Oorlogstijd en verzet
[bewerken | brontekst bewerken]In 1941 probeert Andriessen naar Engeland te vluchten, maar hij wordt door de Duitsers gearresteerd in Frankrijk en zit enige tijd gevangen bij de Frans-Zwitserse grens. Terug in Nederland vindt hij onderdak bij de familie Tervoort in 's-Hertogenbosch en gaat actief meedoen met het verzet. In 1944 duikt hij een half jaar onder bij de familie Van den Broek aldaar. In april 1944 komen tien verzetsstrijders bij elkaar in het huis van Marcel Remmers te Hintham, onder wie Andriessen, Christ Smits, Theo Dobbe en Stefke Feijen. De landelijke illegaliteitsleiding had aan Theo Dobbe uit Nijmegen gevraagd om het verzet in knokploegen te gaan organiseren en deze roept daarop ook in de regio rond 's-Hertogenbosch de mensen bijeen. Er wordt besloten dat Andriessen de leider van de knokploeg wordt en de naam wordt Knokploeg De Margriet naar de derde dochter van prinses Juliana.

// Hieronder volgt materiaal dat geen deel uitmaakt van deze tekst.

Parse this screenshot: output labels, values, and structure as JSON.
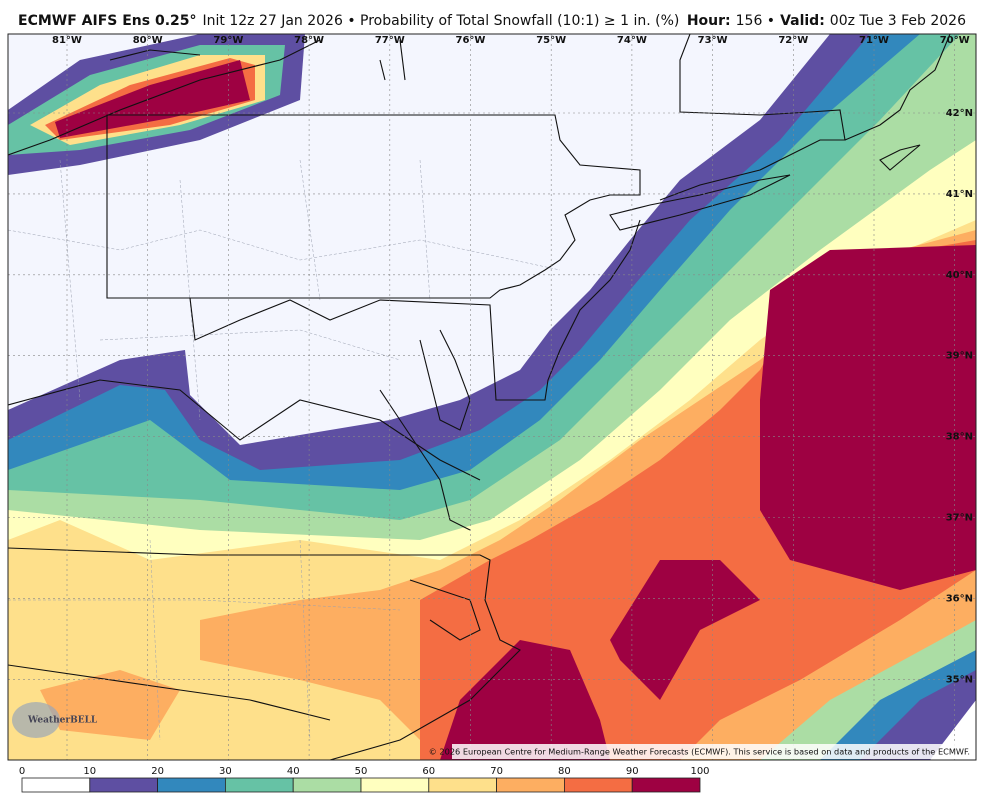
{
  "header": {
    "model": "ECMWF AIFS Ens 0.25°",
    "description": "Init 12z 27 Jan 2026 • Probability of Total Snowfall (10:1) ≥ 1 in. (%)",
    "hour_label": "Hour:",
    "hour": "156 •",
    "valid_label": "Valid:",
    "valid": "00z Tue 3 Feb 2026"
  },
  "map": {
    "longitude_labels": [
      "81°W",
      "80°W",
      "79°W",
      "78°W",
      "77°W",
      "76°W",
      "75°W",
      "74°W",
      "73°W",
      "72°W",
      "71°W",
      "70°W"
    ],
    "latitude_labels": [
      "42°N",
      "41°N",
      "40°N",
      "39°N",
      "38°N",
      "37°N",
      "36°N",
      "35°N"
    ]
  },
  "colorbar": {
    "ticks": [
      0,
      10,
      20,
      30,
      40,
      50,
      60,
      70,
      80,
      90,
      100
    ],
    "colors": [
      "#ffffff",
      "#5e4fa2",
      "#3288bd",
      "#66c2a5",
      "#abdda4",
      "#ffffbf",
      "#fee08b",
      "#fdae61",
      "#f46d43",
      "#9e0142"
    ]
  },
  "logo": "WeatherBELL",
  "copyright": "© 2026 European Centre for Medium-Range Weather Forecasts (ECMWF). This service is based on data and products of the ECMWF."
}
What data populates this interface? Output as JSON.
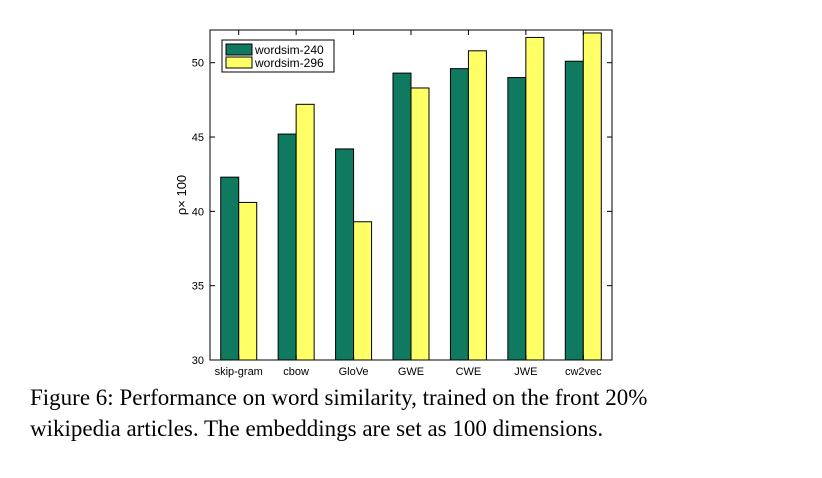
{
  "chart_data": {
    "type": "bar",
    "categories": [
      "skip-gram",
      "cbow",
      "GloVe",
      "GWE",
      "CWE",
      "JWE",
      "cw2vec"
    ],
    "series": [
      {
        "name": "wordsim-240",
        "color": "#0f7a60",
        "values": [
          42.3,
          45.2,
          44.2,
          49.3,
          49.6,
          49.0,
          50.1
        ]
      },
      {
        "name": "wordsim-296",
        "color": "#ffff66",
        "values": [
          40.6,
          47.2,
          39.3,
          48.3,
          50.8,
          51.7,
          52.0
        ]
      }
    ],
    "ylabel": "ρ× 100",
    "ylim": [
      30,
      52.2
    ],
    "yticks": [
      30,
      35,
      40,
      45,
      50
    ],
    "grid": false,
    "legend_position": "top-left"
  },
  "caption": {
    "line1": "Figure 6: Performance on word similarity, trained on the front 20%",
    "line2": "wikipedia articles. The embeddings are set as 100 dimensions."
  }
}
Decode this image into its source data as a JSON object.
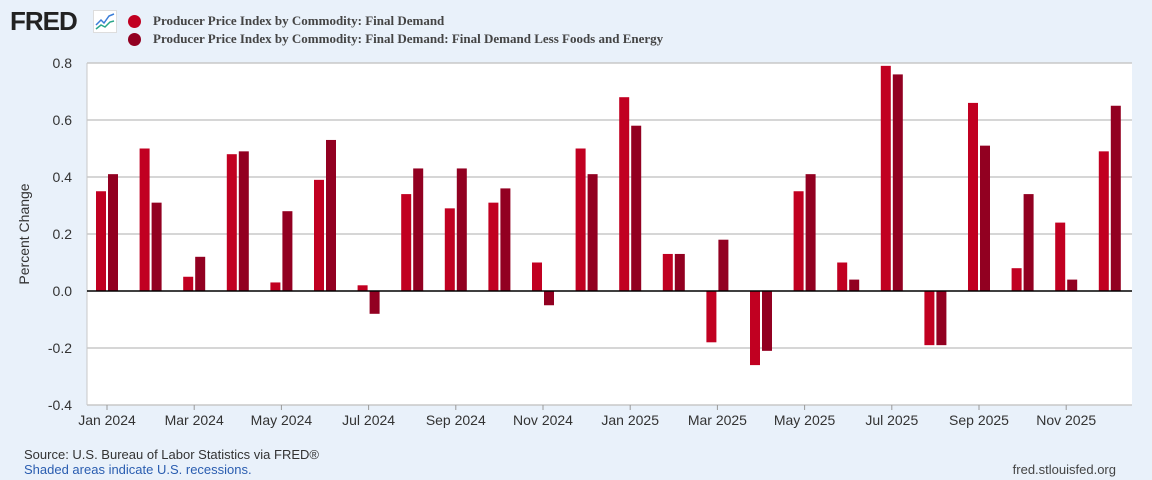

Het huis van Smits in de Jasmijnstraat in Hintham wordt het hoofdkwartier en Andriessen gaat er een tijdje later ook inwonen.
Knokploeg en liquidatie
[bewerken | brontekst bewerken]Vanuit het verzet in Nijmegen krijgt men de eerste wapens en het wordt al snel een van de actiefste knokploegen in Brabant. Onder leiding van Andriessen worden er overvallen op distributiekantoren gepleegd, liquidaties op landverraders uitgevoerd, gevangenen bevrijd en sabotage gepleegd. Een van de liquidaties betreft "De Kin", een Veghelse politieagent die in februari verhuisd was naar 's-Hertogenbosch en zich bezighield met het arresteren van ondergedoken jonge mannen die de arbeidsinzet wilden ontlopen. Met hulp van twee leden van Theo Dobbe's ploeg lukt dit om de man in 's-Hertogenbosch op 8 augustus 1944 dood te schieten. Ook de NSB-burgemeester van Oss, Hermanus Apeldoorn, wordt op 10 augustus 1944 in Ravenstein door verzetsstrijders doodgeschoten. Tevens worden de distributiekantoren te Cuyk en Rosmalen met succes overvallen zodat vele bonkaarten hun weg naar de onderduikers vinden.
Arrestatie en overlijden
[bewerken | brontekst bewerken]Dit alles leidde tot een intensieve speurtocht van de Duitse bezetter. Op 14 augustus 1944 worden drie leden van de Margriet te Lieshout gearresteerd. Andriessen weet met enkele anderen nog snel het hoofdkwartier te ontruimen, gaat terug om een laatste koffer te halen en wordt opgepakt. Hij werd overgebracht naar Kamp Vught en met zijn drie KP-genoten op 19 augustus 1944 door een Duits vuurpeloton omgebracht. Zijn rol binnen de knokploeg wordt overgenomen door Stef Feijen.
Na de oorlog
[bewerken | brontekst bewerken]Twee jaar later keert de familie Andriessen terug naar Nederland en verneemt dan pas het bericht van het overlijden van hun zoon. In 's-Hertogenbosch en Oss is een straat naar Andriessen vernoemd.